Хорек увидел, как лица ватажников посуровели, и сам насторожился.

Пока он спал, а все остальные переносили добычу в пещеру, Рык и Полоз укрылись с Жлобом в подпещерке, чтобы расспросить купца, выпытать, где он казну свою прячет. Как опять же обычай велит.

Но был еще один вопрос к Жлобу, о котором остальные ватажники и не знали.

Когда потрошили сани, нашли под мешками живую девку, связанную, с заткнутым ртом, испуганную, заголосившую пронзительно, как только тряпку у нее изо рта вынули.

Пришлось тряпку сунуть обратно, чтобы не выдала дура всех ненароком. Так и привезли к пещерам, где уже всех ждал Дед. Ужин он до возвращения ватажников не готовил, чтобы не наврочить плохого; когда же сани появились, то бросился хозяйничать, всем найдя работу, — кому за водой идти, кому дрова рубить.

Девку развязывать не стали, только вынули снова тряпку, а когда она заголосила, тряхнули как следует и предупредили, что могут ей вообще глотку камнем забить, если она, дура бестолковая, сама не замолкнет.

Девка, как ни странно, уразумела, орать не стала, только запричитала тихонько, запрокидывая голову и подвывая.

Послушав ее немного, Рык поглядел на Полоза, тот — на вожака, и оба поняли, что и самим им впору сесть рядом с девкой и завыть в голос. Непонятно только было — от страха или от ужаса невыразимого.

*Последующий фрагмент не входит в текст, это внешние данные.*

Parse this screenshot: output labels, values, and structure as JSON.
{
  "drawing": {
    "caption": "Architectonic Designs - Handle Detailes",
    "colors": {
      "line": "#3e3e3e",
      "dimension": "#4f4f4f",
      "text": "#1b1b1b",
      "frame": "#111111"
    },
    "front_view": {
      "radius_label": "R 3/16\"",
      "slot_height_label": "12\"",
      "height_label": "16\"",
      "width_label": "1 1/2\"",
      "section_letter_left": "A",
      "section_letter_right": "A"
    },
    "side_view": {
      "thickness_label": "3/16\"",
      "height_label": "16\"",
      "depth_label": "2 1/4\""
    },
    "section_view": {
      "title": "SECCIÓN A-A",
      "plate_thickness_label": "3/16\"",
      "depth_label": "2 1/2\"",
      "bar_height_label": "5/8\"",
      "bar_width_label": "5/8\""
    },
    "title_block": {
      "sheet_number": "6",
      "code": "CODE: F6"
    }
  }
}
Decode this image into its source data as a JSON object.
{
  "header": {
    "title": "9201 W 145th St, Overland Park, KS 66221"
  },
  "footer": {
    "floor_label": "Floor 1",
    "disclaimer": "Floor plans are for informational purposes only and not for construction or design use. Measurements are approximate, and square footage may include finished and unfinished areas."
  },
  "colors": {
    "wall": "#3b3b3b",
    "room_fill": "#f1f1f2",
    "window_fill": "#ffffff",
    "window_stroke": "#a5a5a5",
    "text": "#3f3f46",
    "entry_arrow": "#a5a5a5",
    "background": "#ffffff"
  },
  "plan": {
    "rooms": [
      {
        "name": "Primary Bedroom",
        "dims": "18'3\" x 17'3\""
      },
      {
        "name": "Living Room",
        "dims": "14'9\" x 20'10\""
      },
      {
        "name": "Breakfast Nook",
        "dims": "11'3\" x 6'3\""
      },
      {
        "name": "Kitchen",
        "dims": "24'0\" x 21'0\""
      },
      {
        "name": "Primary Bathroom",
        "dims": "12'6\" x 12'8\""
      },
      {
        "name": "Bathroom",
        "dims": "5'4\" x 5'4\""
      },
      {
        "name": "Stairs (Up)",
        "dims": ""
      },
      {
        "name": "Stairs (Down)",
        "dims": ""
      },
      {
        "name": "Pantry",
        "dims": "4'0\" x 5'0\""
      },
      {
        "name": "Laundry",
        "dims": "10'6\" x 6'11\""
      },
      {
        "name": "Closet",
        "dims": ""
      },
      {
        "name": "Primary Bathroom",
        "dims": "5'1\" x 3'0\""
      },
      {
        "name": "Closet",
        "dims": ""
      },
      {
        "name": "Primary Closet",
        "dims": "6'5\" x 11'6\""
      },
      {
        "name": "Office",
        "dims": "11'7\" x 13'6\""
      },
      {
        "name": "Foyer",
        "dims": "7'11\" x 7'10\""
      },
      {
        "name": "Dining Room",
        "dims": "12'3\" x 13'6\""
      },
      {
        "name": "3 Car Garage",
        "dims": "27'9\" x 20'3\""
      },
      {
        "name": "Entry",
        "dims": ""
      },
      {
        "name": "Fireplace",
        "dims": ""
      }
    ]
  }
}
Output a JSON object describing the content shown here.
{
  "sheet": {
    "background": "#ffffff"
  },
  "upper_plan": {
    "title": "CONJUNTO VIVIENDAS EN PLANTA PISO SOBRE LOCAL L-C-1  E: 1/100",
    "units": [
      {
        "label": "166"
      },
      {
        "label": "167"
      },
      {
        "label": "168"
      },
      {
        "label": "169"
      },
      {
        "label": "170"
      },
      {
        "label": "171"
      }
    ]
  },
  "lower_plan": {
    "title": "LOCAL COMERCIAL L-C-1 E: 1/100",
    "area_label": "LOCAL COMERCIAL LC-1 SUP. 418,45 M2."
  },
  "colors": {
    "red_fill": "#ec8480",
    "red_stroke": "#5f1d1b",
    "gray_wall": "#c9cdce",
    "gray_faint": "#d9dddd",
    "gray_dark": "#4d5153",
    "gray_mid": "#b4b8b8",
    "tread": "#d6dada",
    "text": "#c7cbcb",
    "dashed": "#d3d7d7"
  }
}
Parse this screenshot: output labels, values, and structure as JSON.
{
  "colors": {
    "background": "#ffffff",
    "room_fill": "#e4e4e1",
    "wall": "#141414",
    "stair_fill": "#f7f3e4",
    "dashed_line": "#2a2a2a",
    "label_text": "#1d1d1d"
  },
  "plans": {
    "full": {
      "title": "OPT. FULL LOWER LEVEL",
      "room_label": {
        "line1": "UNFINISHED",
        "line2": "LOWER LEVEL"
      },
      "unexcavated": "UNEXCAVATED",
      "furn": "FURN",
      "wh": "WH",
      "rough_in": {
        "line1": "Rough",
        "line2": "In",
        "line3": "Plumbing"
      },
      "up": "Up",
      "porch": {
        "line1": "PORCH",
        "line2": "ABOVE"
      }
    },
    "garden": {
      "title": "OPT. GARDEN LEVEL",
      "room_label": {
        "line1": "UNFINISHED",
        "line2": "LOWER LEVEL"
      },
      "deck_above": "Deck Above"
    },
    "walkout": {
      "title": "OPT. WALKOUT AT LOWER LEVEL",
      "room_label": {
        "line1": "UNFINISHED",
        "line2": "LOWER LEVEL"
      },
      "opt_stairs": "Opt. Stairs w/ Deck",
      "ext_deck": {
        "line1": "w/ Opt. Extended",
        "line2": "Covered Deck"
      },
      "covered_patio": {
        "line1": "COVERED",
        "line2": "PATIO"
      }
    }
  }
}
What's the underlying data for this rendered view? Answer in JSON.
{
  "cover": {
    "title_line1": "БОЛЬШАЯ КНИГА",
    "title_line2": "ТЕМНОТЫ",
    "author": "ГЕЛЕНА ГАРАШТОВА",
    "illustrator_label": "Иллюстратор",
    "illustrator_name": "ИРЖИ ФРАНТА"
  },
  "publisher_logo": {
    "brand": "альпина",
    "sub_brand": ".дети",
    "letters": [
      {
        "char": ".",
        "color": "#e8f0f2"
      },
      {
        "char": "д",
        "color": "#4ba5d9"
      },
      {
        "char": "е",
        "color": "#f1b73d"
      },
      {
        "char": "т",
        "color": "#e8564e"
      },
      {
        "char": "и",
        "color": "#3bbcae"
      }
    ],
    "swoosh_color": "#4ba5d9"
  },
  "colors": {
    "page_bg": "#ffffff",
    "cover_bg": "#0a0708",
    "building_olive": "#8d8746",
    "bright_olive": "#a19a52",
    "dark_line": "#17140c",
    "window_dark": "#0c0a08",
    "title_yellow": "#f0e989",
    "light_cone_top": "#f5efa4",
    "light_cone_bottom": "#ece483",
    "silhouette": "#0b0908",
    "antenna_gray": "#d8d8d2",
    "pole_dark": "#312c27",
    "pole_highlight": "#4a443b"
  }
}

Выходило, что девка была нянькой. И не просто нянькой в семье какого-то там дружинника или купца. Нянькой она была у единственной дочери князя. Несколько дней назад понесла ее нелегкая с княжеской дочкой за ворота: взбрело в голову показать девочке, как посадские с ледяной горки катаются. Ну, и к своему парню заглянуть. На минуточку только.

Хватило, правда, ума с собой взять стражника, чтобы в толпе — если что — с ребенком не помяли. Все ж таки три годочка девочке — махонькая совсем.

Как все вышло, нянька и не запомнила. Только вот пошли ко двору, свернули в закоулок, чтобы покороче идти, как откуда ни возьмись навалились из темноты, ударили, повалили, стражника сразу зарезали — здоровый был парень, просто так с ним бы не совладали.

Его, значит, убили, няньку связали, тряпку в рот сунули. А девочку — в мешок да в сани, что подъехали. И няньку в сани. Отвезли куда, нянька не знала, помнила подвал, сырость и квашеной капустой пахло.

Там ее развязали, но не кормили, поставили лишь ведро с водой. По нужде пришлось, как зверю, в угол подвала ходить. Потом снова пришли к ней, связали, рот заткнули, опять — в мешок да в сани. А потом уж ее ватажники нашли. А куда дочка княжеская исчезла, нянька того не знает. За это ее накажут — тут она даже не князя боялась, а гнева княгини. Та за малейшую провинность могла косы повыдергать.